I'm trying to parse a word doc, in particular extract figures. Figures in these documents are a set of Shapes on the drawing layer and InlineShapes on the text layer. They aren't grouped, or children of a particular canvas.

Before I started trying Aspose.Words, I was using the Microsoft Interop API to first turn the Inline shapes into Shapes (a conversion method is available on the InlineShape interface), then reason on the shape's location to determine what shapes make up a single figure. That's where I stopped with Interop. I need to be able to extract the set of shapes as a single SVG (preferebly), or bitmap. Word has not such functionality in the interop api.

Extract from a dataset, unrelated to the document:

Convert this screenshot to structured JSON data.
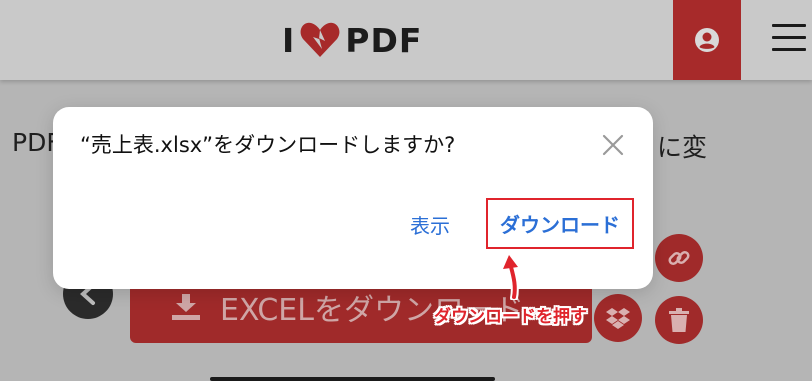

Enter Aspose.Words. I've attempted to group the shapes under a single ShapeGroup object, but when I call GetShapeRenderer().Save(...) the output image files are blank. I added the individual Shapes to the ShapeGroup using AppendChild(), then set the Width and Height of the ShapeGroup to a boundary that encompasses all shapes.

What am I doing wrong?

BTW, these word docs are the result of PDF->DOCX conversion. I've done this because I find the word apis easier than the PDF ones. However, if the PDF API for Aspose is as easy to use/understand as the Aspose.Words Document Object Model, I may read the PDF directly. Thoughts on that?

Update:

I tried using .GetChildNodes(Aspose.Words.NodeType.Shape, true) to find all Shapes in the document or section, and was surprised to find I only got a small fraction of them. Trying the snapshot vs. live didn't seem to make a difference.

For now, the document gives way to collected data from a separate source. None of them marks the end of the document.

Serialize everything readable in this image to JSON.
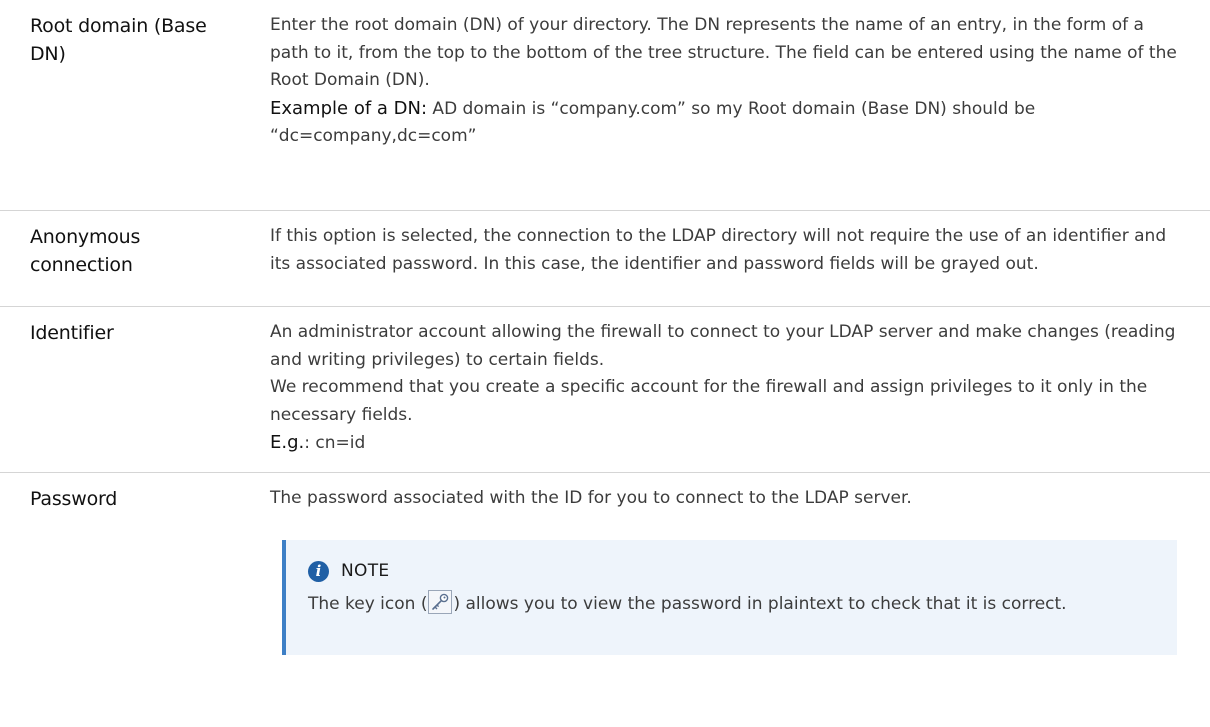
{
  "rows": [
    {
      "term": "Root domain (Base DN)",
      "text": "Enter the root domain (DN) of your directory. The DN represents the name of an entry, in the form of a path to it, from the top to the bottom of the tree structure. The field can be entered using the name of the Root Domain (DN).",
      "example_label": "Example of a DN:",
      "example_text": " AD domain is “company.com” so my Root domain (Base DN) should be “dc=company,dc=com”"
    },
    {
      "term": "Anonymous connection",
      "text": "If this option is selected, the connection to the LDAP directory will not require the use of an identifier and its associated password. In this case, the identifier and password fields will be grayed out."
    },
    {
      "term": "Identifier",
      "text": "An administrator account allowing the firewall to connect to your LDAP server and make changes (reading and writing privileges) to certain fields.",
      "text2": "We recommend that you create a specific account for the firewall and assign privileges to it only in the necessary fields.",
      "example_label": "E.g.",
      "example_text": ": cn=id"
    },
    {
      "term": "Password",
      "text": "The password associated with the ID for you to connect to the LDAP server."
    }
  ],
  "note": {
    "icon": "info-icon",
    "title": "NOTE",
    "text_before": "The key icon (",
    "key_icon": "key-icon",
    "text_after": ") allows you to view the password in plaintext to check that it is correct."
  }
}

awais.hafeez · March 26, 2012, 12:01pm

Hi Paul,

Thanks for your inquiry. Could you please attach the input Word document, you want to extract the shapes from, here for testing? I will investigate the structure of your document and provide you a code snippet.

Best Regards,

pfoster · March 26, 2012, 4:15pm

Here’s a sample document with the types of objects I’m referring to.

adam.skelton · March 29, 2012, 11:03pm

Hi there,

Thanks for your input document.

Could you also attach your code here for testing?

Thanks,

pfoster · March 30, 2012, 6:24am

I've moved past this issue using Microsoft Interop. I've decided to use it instead of Aspose.

Regardless,

Thanks for your attention to this issue. You can consider it closed.

adam.skelton · April 2, 2012, 12:21am

Hi there,

It’s great you were able to find a solution to your problem. Please feel free to ask us if you require anything else.

Thanks,